Paramount is anticipating that “Paranormal Activity: The Ghost Dimension” will have the lowest opening in the found-footage horror franchise’s history. But the studio is willing to sacrifice lower theatrical grosses for larger returns from its radical experiment with shortening the window for video-on-demand availability.
“Ghost Dimension” is on track for a $10 million to $12 million debut on 1,600 screens — significantly less than the 2,867 theaters that played the last film in the franchise, 2014’s “The Marked Ones,” for its $18.3 million debut.
What the studio loses in theatrical grosses it hopes to make up in robust VOD sales by releasing the film just 17 days after it falls below 300 screens theatrically. Usually, a movie gets released on DVD or VOD 90 days after it first plays in theaters.
“We went into it knowing that we were taking a little risk,” Megan Colligan, the studio’s president of Worldwide Marketing & Distribution, told TheWrap. “We hope we do well enough that people can say this is an interesting model and something that we should think about.”

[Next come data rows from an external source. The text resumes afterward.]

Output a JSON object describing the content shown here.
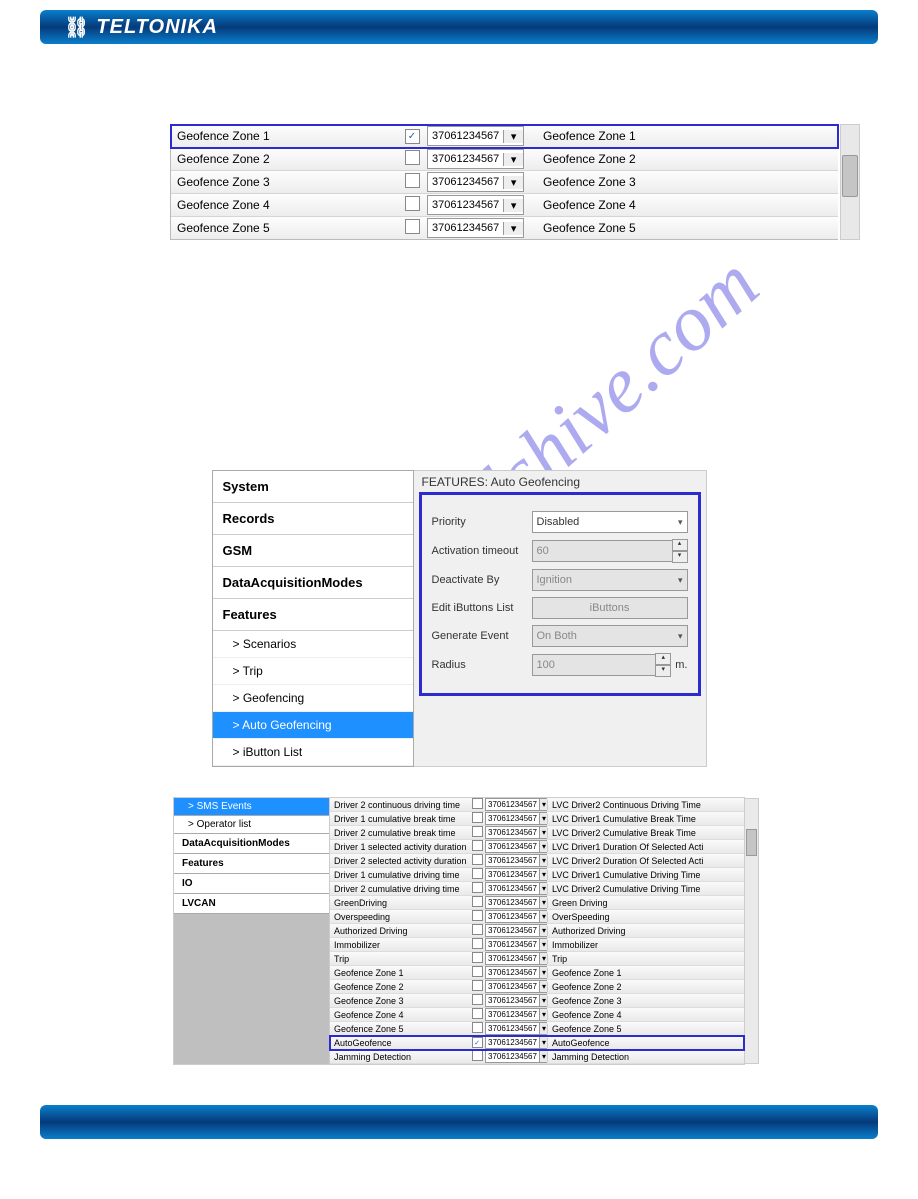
{
  "brand": "TELTONIKA",
  "watermark": "manualshive.com",
  "blockA": {
    "rows": [
      {
        "name": "Geofence Zone 1",
        "checked": true,
        "phone": "37061234567",
        "desc": "Geofence Zone 1"
      },
      {
        "name": "Geofence Zone 2",
        "checked": false,
        "phone": "37061234567",
        "desc": "Geofence Zone 2"
      },
      {
        "name": "Geofence Zone 3",
        "checked": false,
        "phone": "37061234567",
        "desc": "Geofence Zone 3"
      },
      {
        "name": "Geofence Zone 4",
        "checked": false,
        "phone": "37061234567",
        "desc": "Geofence Zone 4"
      },
      {
        "name": "Geofence Zone 5",
        "checked": false,
        "phone": "37061234567",
        "desc": "Geofence Zone 5"
      }
    ]
  },
  "blockB": {
    "nav": [
      {
        "label": "System",
        "type": "item"
      },
      {
        "label": "Records",
        "type": "item"
      },
      {
        "label": "GSM",
        "type": "item"
      },
      {
        "label": "DataAcquisitionModes",
        "type": "item"
      },
      {
        "label": "Features",
        "type": "item"
      },
      {
        "label": "> Scenarios",
        "type": "sub"
      },
      {
        "label": "> Trip",
        "type": "sub"
      },
      {
        "label": "> Geofencing",
        "type": "sub"
      },
      {
        "label": "> Auto Geofencing",
        "type": "sub",
        "active": true
      },
      {
        "label": "> iButton List",
        "type": "sub"
      }
    ],
    "panel_title": "FEATURES: Auto Geofencing",
    "rows": {
      "priority_label": "Priority",
      "priority_value": "Disabled",
      "timeout_label": "Activation timeout",
      "timeout_value": "60",
      "deact_label": "Deactivate By",
      "deact_value": "Ignition",
      "edit_label": "Edit iButtons List",
      "edit_btn": "iButtons",
      "gen_label": "Generate Event",
      "gen_value": "On Both",
      "radius_label": "Radius",
      "radius_value": "100",
      "radius_unit": "m."
    }
  },
  "blockC": {
    "nav": [
      {
        "label": "> SMS Events",
        "type": "sub",
        "active": true
      },
      {
        "label": "> Operator list",
        "type": "sub"
      },
      {
        "label": "DataAcquisitionModes",
        "type": "item"
      },
      {
        "label": "Features",
        "type": "item"
      },
      {
        "label": "IO",
        "type": "item"
      },
      {
        "label": "LVCAN",
        "type": "item"
      }
    ],
    "rows": [
      {
        "name": "Driver 2 continuous driving time",
        "checked": false,
        "phone": "37061234567",
        "desc": "LVC Driver2 Continuous Driving Time"
      },
      {
        "name": "Driver 1 cumulative break time",
        "checked": false,
        "phone": "37061234567",
        "desc": "LVC Driver1 Cumulative Break Time"
      },
      {
        "name": "Driver 2 cumulative break time",
        "checked": false,
        "phone": "37061234567",
        "desc": "LVC Driver2 Cumulative Break Time"
      },
      {
        "name": "Driver 1 selected activity duration",
        "checked": false,
        "phone": "37061234567",
        "desc": "LVC Driver1 Duration Of Selected Acti"
      },
      {
        "name": "Driver 2 selected activity duration",
        "checked": false,
        "phone": "37061234567",
        "desc": "LVC Driver2 Duration Of Selected Acti"
      },
      {
        "name": "Driver 1 cumulative driving time",
        "checked": false,
        "phone": "37061234567",
        "desc": "LVC Driver1 Cumulative Driving Time"
      },
      {
        "name": "Driver 2 cumulative driving time",
        "checked": false,
        "phone": "37061234567",
        "desc": "LVC Driver2 Cumulative Driving Time"
      },
      {
        "name": "GreenDriving",
        "checked": false,
        "phone": "37061234567",
        "desc": "Green Driving"
      },
      {
        "name": "Overspeeding",
        "checked": false,
        "phone": "37061234567",
        "desc": "OverSpeeding"
      },
      {
        "name": "Authorized Driving",
        "checked": false,
        "phone": "37061234567",
        "desc": "Authorized Driving"
      },
      {
        "name": "Immobilizer",
        "checked": false,
        "phone": "37061234567",
        "desc": "Immobilizer"
      },
      {
        "name": "Trip",
        "checked": false,
        "phone": "37061234567",
        "desc": "Trip"
      },
      {
        "name": "Geofence Zone 1",
        "checked": false,
        "phone": "37061234567",
        "desc": "Geofence Zone 1"
      },
      {
        "name": "Geofence Zone 2",
        "checked": false,
        "phone": "37061234567",
        "desc": "Geofence Zone 2"
      },
      {
        "name": "Geofence Zone 3",
        "checked": false,
        "phone": "37061234567",
        "desc": "Geofence Zone 3"
      },
      {
        "name": "Geofence Zone 4",
        "checked": false,
        "phone": "37061234567",
        "desc": "Geofence Zone 4"
      },
      {
        "name": "Geofence Zone 5",
        "checked": false,
        "phone": "37061234567",
        "desc": "Geofence Zone 5"
      },
      {
        "name": "AutoGeofence",
        "checked": true,
        "phone": "37061234567",
        "desc": "AutoGeofence",
        "hl": true
      },
      {
        "name": "Jamming Detection",
        "checked": false,
        "phone": "37061234567",
        "desc": "Jamming Detection"
      }
    ]
  }
}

Indeed, Paramount’s experiment could potentially reshape the industry by shifting its revenue stream away from a reliance on theatrical grosses.
“I don’t think Paramount will really sweat whether they make $10 million or $12 million less on ‘Paranormal Activity,’ because this whole play isn’t about this week, or next week,” one exhibition executive told TheWrap.
Shortening the window has become a hot-button issue for theater owners, who argue that people won’t go to the multiplex if they know they can watch at home in less than three months. Last weekend, Netflix released the indie drama “Beasts of No Nation” on the streaming service on the same day as they did in theaters, prompting many theater chains to boycott booking the film.
The resistance to shortened windows is similarly pronounced for “The Ghost Dimension.”
Regal Cinemas and Cinemark, the nation’s largest and third-largest chains, are among several exhibitors refusing to play the “Paranormal Activity” sequel since Paramount struck a deal with rivals AMC Theatres and Cineplex Entertainment in July to allow consumers to watch the movie at home just 17 days after it leaves most theaters, rather than the standard 90 days. Under the deal, AMC and Cineplex will share some of the studio’s early VOD revenues.
“The aim here was to find a way to make this work, and whether this particular approach is the right one or not, at least there is a dialogue and evidence that the two sides can work together,” the exhibition executive said.
Paramount is hedging its bets by shooting “The Ghost Dimension” in 3D, boosting the budget of the finale of the six-movie series to $12 million with a format that plays better in theaters. The first movie, made for just $15,000, opened to $19.6 million from 760 theaters in 2009 — then went on to scare up an impressive $107 million cumulative haul.